Chaos. A search to understand the word better revealed: “Complete disorder and confusion”. In Physics, it is explained as “the property of a complex system whose behaviour is so unpredictable as to appear random, owing to great sensitivity to small changes in conditions”.
That is as far as understanding the word is concerned. This simple five-letter word can however send the brain into a spin when we experience it. For that, you need to be in Bengaluru – probably the most ideal place to experience chaos in action.
Let’s start from the very beginning about the city and chaos.
A city is an urban area with a high population density. It has a high concentration of residential areas. A city is a centre of commerce, culture, administration, markets, educational institutions, hospitals and medical centres, sports, and recreational and leisure facilities spread across it. These are linked by roads and streets, and supported by essential mobility infrastructure, water supply, and sanitation systems. Ideally, it needs to support a sustainable cradle-to-grave life, guaranteeing a comforting sense of safety and security.
Chaos in the city sets in with the failure of civic systems, processes, deliverance of services, enforcement and law & order mechanism. When that happens, masses take the failure for granted, and take advantage of the lenience of laws, weak enforcement, which translates to lack of deterrence to unlawful behaviour – and civic administrative shortfalls.
In chaotic Bengaluru, unpredictability and randomness prevail. One just can’t be sure how long it takes from point A to point B by road. The cause could be anything from traffic gridlocks en route resulting from unqualified drivers – although armed with valid licences – contributing their worth with their “driving skills”; incomplete road or drain works; a road rage incident holding up traffic, regardless of whether an ambulance in an emergency is stranded in it; convoy of a political heavyweight forcing traffic movement to a grinding halt; or processions on the roads … it is like rules and their enforcement do not exist, or enforced for questionable reasons.
The visual aspects of chaos are pedestrians being forced to walk on the roads (jay-walking) due to absence or lack of proper footpaths; insecurity of women, elders and children in public spaces; public urination and spitting; littering without a care for its implications; unauthorized constructions, building plans and encroachments…the list goes on.

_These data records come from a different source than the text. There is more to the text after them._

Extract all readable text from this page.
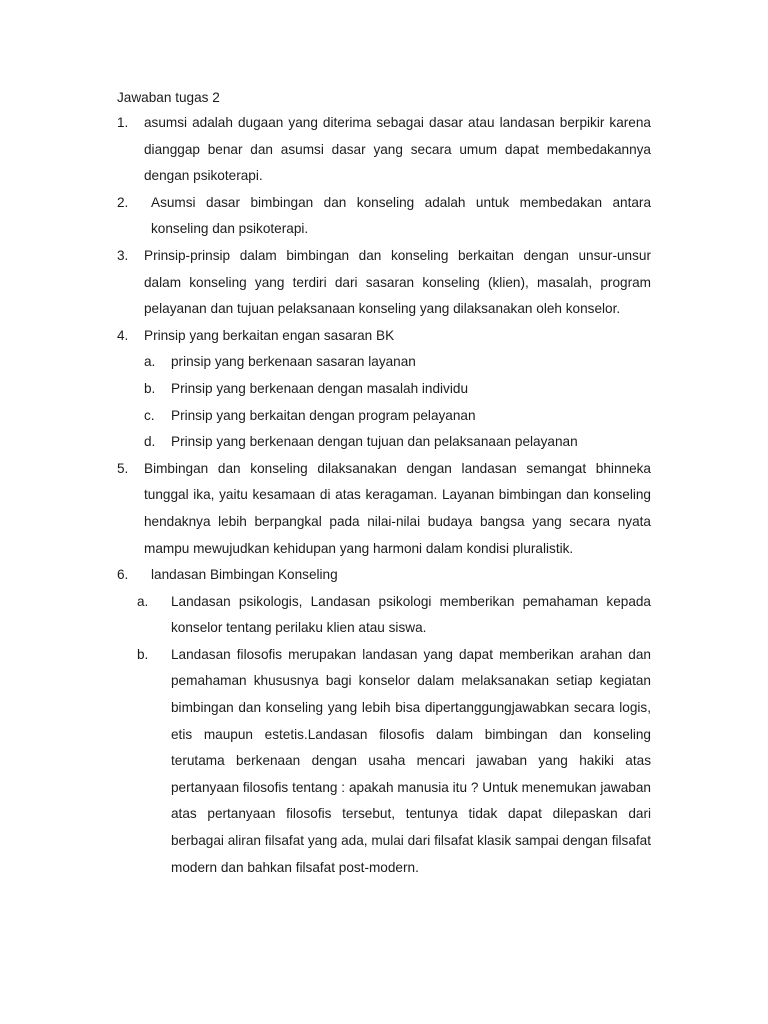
Jawaban tugas 2
1. asumsi adalah dugaan yang diterima sebagai dasar atau landasan berpikir karena dianggap benar dan asumsi dasar yang secara umum dapat membedakannya dengan psikoterapi.
2.	Asumsi dasar bimbingan dan konseling adalah untuk membedakan antara konseling dan psikoterapi.
3. Prinsip-prinsip dalam bimbingan dan konseling berkaitan dengan unsur-unsur dalam konseling yang terdiri dari sasaran konseling (klien), masalah, program pelayanan dan tujuan pelaksanaan konseling yang dilaksanakan oleh konselor.
4. Prinsip yang berkaitan engan sasaran BK
a. prinsip yang berkenaan sasaran layanan
b. Prinsip yang berkenaan dengan masalah individu
c. Prinsip yang berkaitan dengan program pelayanan
d. Prinsip yang berkenaan dengan tujuan dan pelaksanaan pelayanan
5. Bimbingan dan konseling dilaksanakan dengan landasan semangat bhinneka tunggal ika, yaitu kesamaan di atas keragaman. Layanan bimbingan dan konseling hendaknya lebih berpangkal pada nilai-nilai budaya bangsa yang secara nyata mampu mewujudkan kehidupan yang harmoni dalam kondisi pluralistik.
6.	landasan Bimbingan Konseling
a.	Landasan psikologis, Landasan psikologi memberikan pemahaman kepada konselor tentang perilaku klien atau siswa.
b.	Landasan filosofis merupakan landasan yang dapat memberikan arahan dan pemahaman khususnya bagi konselor dalam melaksanakan setiap kegiatan bimbingan dan konseling yang lebih bisa dipertanggungjawabkan secara logis, etis maupun estetis.Landasan filosofis dalam bimbingan dan konseling terutama berkenaan dengan usaha mencari jawaban yang hakiki atas pertanyaan filosofis tentang : apakah manusia itu ? Untuk menemukan jawaban atas pertanyaan filosofis tersebut, tentunya tidak dapat dilepaskan dari berbagai aliran filsafat yang ada, mulai dari filsafat klasik sampai dengan filsafat modern dan bahkan filsafat post-modern.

It is more than two decades since then Bangalore, now Bengaluru, shed its last vestiges of being the “Pensioner’s Paradise”. Today, that once-Pensioner’s Paradise is one of the cruellest for elders and pensioners. One of the impacts of chaotic Bengaluru is that it has become unfriendly to elders. It is as if the city has been designed to be vengeful at their very existence.
But chaos doesn’t have a design. It’s an evolved condition. It is more like one that is allowed to develop, thanks to successive ruling dispositions over the years, irrespective of their political ideologies, and the ones they can’t do without – the bureaucracy. Both nurture a not-so-secret key ingredient for the chaos in Bengaluru. It is called apathy – comes with a large degree of seemingly innate indifference.
The elders, however, may draw some consolation from the fact that it is not just them that a chaotic, unkempt Bengaluru targets. In fact, no one is spared, irrespective of age group, gender, or communal/caste identity. That way at least, Bengaluru is secular – it presents an equal ‘Hell’ for all, without resorting to the pet exercise of politicians these days, called identity politics.
We are not even talking about heavy rains and the inevitable flooding of the city’s areas. We are talking about everyday-Bengaluru, that the city that has changed from its once-pristine condition. Only that rains add to the chaos that prevails daily to the already existing chaotic conditions in Bengaluru.
Attempts are being made to solve Bengaluru’s problems. But the proposed solutions are more like treating the big toe while the actual problem is migraine. The problems will only persist with such approaches. Solutions need to come with a changed mindset, and they need to be simple, direct and effective. For instance, tunnel roads can never be a solution for the city’s traffic problems. It will only add to the road area, encouraging people to use more private vehicles instead of goading them into taking a much-improved and enhanced public transport or mass rapid transport system.
The challenge lies in changing our mindset, not in proposing solutions with our present agenda-driven mindset, which would only prolong and compound the problems, further contributing to Bengaluru’s chaos.
In many ways, the smooth functioning of a city like Bengaluru is an expression of a healthy democracy, a failure of which compromises democratic values – our very freedom of movement and our right to life and safe living, without which democracy has no meaning. The machinery of solutions for the city needs to begin with genuine pride for Namma Bengaluru!